İlk parşömen, ilk Asya Kütüphanesi, ilk büyük hastane ve ilk psikoterapi gibi birçok ilke imza atmış Bergama kentindeyim. Hayli köklü bir tarihe sahip kent, 150 yıl boyunca Bergama Krallığı’nın merkezi olduktan sonra tarih boyunca Hititler, Romalılar, Yunanlılar ve Osmanlılar gibi birçok medeniyete de ev sahipliği yapmış.
İzmir’den yaklaşık iki saatte ulaştığımız Bergama’da aracımızı bıraktıktan sonra yürümeye başlıyoruz. İlk durağımız olan Bergama Arastası, “Osmanlı Çarşısı” olarak da biliniyor.
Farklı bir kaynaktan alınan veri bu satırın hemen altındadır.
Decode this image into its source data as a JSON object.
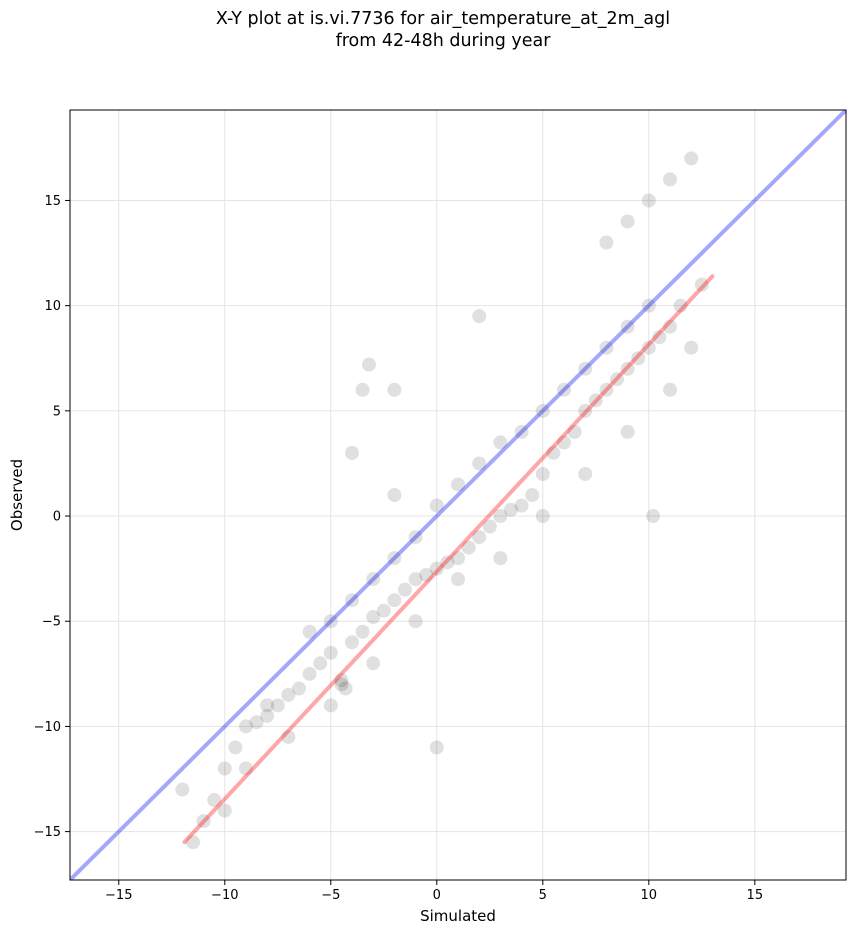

Arasta; ayakkabıcılar, saraçlar, zahireciler ve bakırcılar gibi birbirinden farklı zanaat localarının bir araya gelmesiyle 1400’lü yılların sonunda şekillenmeye başlıyor ve günümüzde de hâlâ faaliyetlerine devam ediyor.
|
Bergama Arastası’nın girişinde caddenin karşısında bulunan Hacı Hekim Hamamı’nın 1571 yılında yaptırıldığı düşünülüyor. Günümüzde halen kullanılmakta olan hamam, arastanın karşısında olduğundan “Çarşı Hamamı” olarak da anılıyor. |
|
Bergama Arastası’nın girişi |
|
Bergama Arastası |
|
Bergama Arastası’nın ara sokakları |
|
Ticari yoğunluğun artmasıyla arastada ikinci bir mescit ihtiyacı doğuyor. 1800’lü yılların sonunda minaresiz, altta şadırvanı olan ve birinci katta kubbeli olarak inşa edilen Mescitaltı Mescidi, arastanın ara sokaklarında dolaşırken karşımıza çıkıyor. |
|
Bergama Arastası’nın ara sokakları |
Bergama Arastası’ndan ayrılıp tarihin izlerini yavaş yavaş takip ediyoruz. Kızıl Avlu’ya doğru giderken lokma döküldüğünü görüyoruz. Kendimize almak için gittiğimizde İzmir ve çevresinde lokmanın satılmadığını, ölüm ya da doğum gibi olaylarda kişiler tarafından hayrına dağıtıldığını öğreniyoruz. Biz de bu güzel geleneği takip ederek “Allah kabul etsin” deyip afiyetle yiyoruz.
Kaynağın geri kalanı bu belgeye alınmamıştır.